L’épidémie de coronavirus, qui vient de mettre sous très forte tension le système de santé français et plus particulièrement les secteurs de réanimation et d’anesthésie, survient à une période de l’histoire de la médecine où les soins de réanimation ont acquis leur maturité. Par le passé, les épidémies « grippales » de 1957 (grippe asiatique) et de 1968 (grippe de Hongkong), qui avaient provoqué chacune plus de 30 000 décès en France, n’ont laissé que peu de souvenirs collectifs, à une époque où la réanimation était balbutiante [1]. Cette épidémie est la première, du fait du nombre très important de patients en SDRA justifiant des soins de réanimation, à faire vaciller notre système de santé et la médecine du XXIe siècle. En effet, l’accès à la réanimation pour tout un chacun est devenue une exigence sociétale, corollaire de l’allongement de l’espérance de vie en France.
Les médecins anesthésistes-réanimateurs ont intégré, après les attentats de ces dernières années, le risque que les services de réanimation puissent être soumis à un afflux brutal et saturant de victimes, mais cela n’a jamais été pensé pour une durée aussi prolongée, ni à l’échelle d’un pays tout entier, et encore moins à celle de l’Europe. C’est aussi la première fois qu’une pathologie infectieuse d’une telle ampleur, potentiellement mortelle et transmissible aux soignants, survient dans les pays occidentaux. Les capacités en lits traditionnels de réanimation ayant été rapidement débordées, le défi que nous avons relevé a été d’armer des lits de soins critiques « hors les murs », dans les salles de soins post interventionnels, dans les blocs opératoires et dans certains services conventionnels. Il a fallu nous réorganiser pour doubler les gardes, repenser nos organisations de travail, former et remettre à jour les compétences, pour faire travailler ensemble des soignants qui n’en n’avaient pas l’habitude, tout en assurant la protection des équipes. L’objectif affiché a été de garantir un accès à des soins de réanimation pour tous les patients qui le nécessitaient. Tout cela a été fait en un temps record grâce au dévouement de chacun, à la maturité et au professionnalisme de notre spécialité mais aussi grâce à notre culture du travail en équipe. La mobilisation des ressources humaines de l’anesthésie-réanimation a été remarquable, mais tout cela n’a été possible qu’avec l’appui des équipes chirurgicales et médicales, mais aussi administratives et logistiques de nos hôpitaux. La déprogrammation, acceptée par tous, a donné la marge de manœuvre nécessaire à cette réorganisation. Enfin, la collaboration public-privé a été exemplaire pour permettre une réponse adaptée et globale à cette crise.

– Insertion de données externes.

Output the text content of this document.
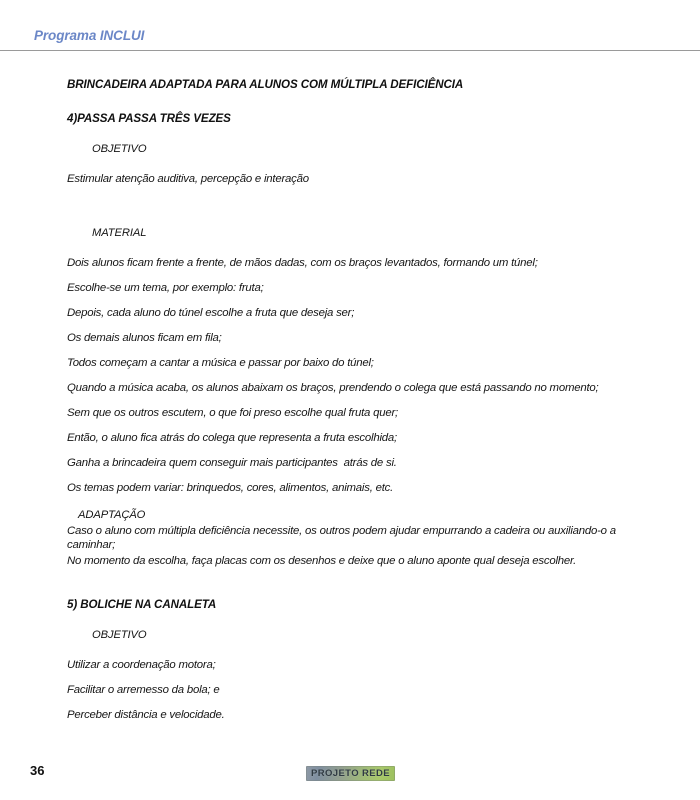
Programa INCLUI
BRINCADEIRA ADAPTADA PARA ALUNOS COM MÚLTIPLA DEFICIÊNCIA
4)PASSA PASSA TRÊS VEZES
OBJETIVO
Estimular atenção auditiva, percepção e interação
MATERIAL
Dois alunos ficam frente a frente, de mãos dadas, com os braços levantados, formando um túnel;
Escolhe-se um tema, por exemplo: fruta;
Depois, cada aluno do túnel escolhe a fruta que deseja ser;
Os demais alunos ficam em fila;
Todos começam a cantar a música e passar por baixo do túnel;
Quando a música acaba, os alunos abaixam os braços, prendendo o colega que está passando no momento;
Sem que os outros escutem, o que foi preso escolhe qual fruta quer;
Então, o aluno fica atrás do colega que representa a fruta escolhida;
Ganha a brincadeira quem conseguir mais participantes  atrás de si.
Os temas podem variar: brinquedos, cores, alimentos, animais, etc.
ADAPTAÇÃO
Caso o aluno com múltipla deficiência necessite, os outros podem ajudar empurrando a cadeira ou auxiliando-o a caminhar;
No momento da escolha, faça placas com os desenhos e deixe que o aluno aponte qual deseja escolher.
5) BOLICHE NA CANALETA
OBJETIVO
Utilizar a coordenação motora;
Facilitar o arremesso da bola; e
Perceber distância e velocidade.
36	PROJETO REDE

Au-delà de ces considérations techniques et médicales, largement débattues dans les médias et qu’il faudra débriefer le temps venu, un autre défi a dû être relevé: le défi humain. Défi immense qui renvoie le médecin et les soignants au sens de leur engagement et à leur motivation première. De nombreuses questions se posent:
Comment faire vivre les valeurs du soin dans cette situation exceptionnelle? Comment faire coexister les principes de l’éthique médicale et ceux de l’éthique en santé publique, en situation de pandémie?
Comment permettre à ces équipes médicales et paramédicales constituées de novo de fonctionner de façon harmonieuse et efficace? Comment s’assurer que des soins palliatifs satisfaisants sont prodigués aux patients qui sont récusés à la réanimation pour leur assurer une fin de vie digne?
Comment assurer le contact et l’information des familles dans l’angoisse, confinées et confrontées à des hôpitaux interdisant les visites? Comment permettre aux proches d’un patient en fin de vie de lui dire adieu? Comment aider les familles à affronter la perte d’un proche quand des textes règlementaires imposent la mise du défunt sous housse et en cercueil quasi immédiatement après le décès et sans toilette mortuaire? Comment permettre l’accompagnement spirituel ou religieux mais aussi la préservation des rites funéraires dans cette situation de pandémie? C’est en innovant par l’utilisation des moyens de communication moderne que nous avons tenté de garder le contact, mais aussi en proposant, ici ou là, d’assouplir les règles institutionnelles, voire en y dérogeant ponctuellement lorsque la situation devenait humainement insupportable.
Dans l’urgence et face à l’arrivée massive de patients en détresse vitale, comment maintenir une démarche éthique dans les décisions d’admission ou de non admission? Comment maintenir une démarche éthique pour les décisions d’arrêt des traitements de maintien en vie quand ceux-ci sont devenus futiles [2]?
Comment maintenir la qualité des soins en réanimation dans ce contexte d’afflux massif, ceux-ci devant être adaptés et proportionnés à la situation? Comment maintenir pour les plus fragiles d’entre nous, les personnes âgées, les personnes souffrant de handicap ou d’une maladie chronique, un processus décisionnel équitable?
Comment, enfin, se préparer au pire? Avertis par nos collègues italiens, était-il pensable de ne pas anticiper une éventuelle saturation de nos capacités d’accueil en réanimation? Car si le pire n’est pas obligatoire, ne pas l’envisager aurait été de l’inconscience. Ainsi, se préparer à une démarche de priorisation en cas de saturation des possibilités d’accueil de réanimation est une nécessité professionnelle qui répond à une démarche éthique et structurée, avec comme objectif majeur de sauver le plus grand nombre de patients [3].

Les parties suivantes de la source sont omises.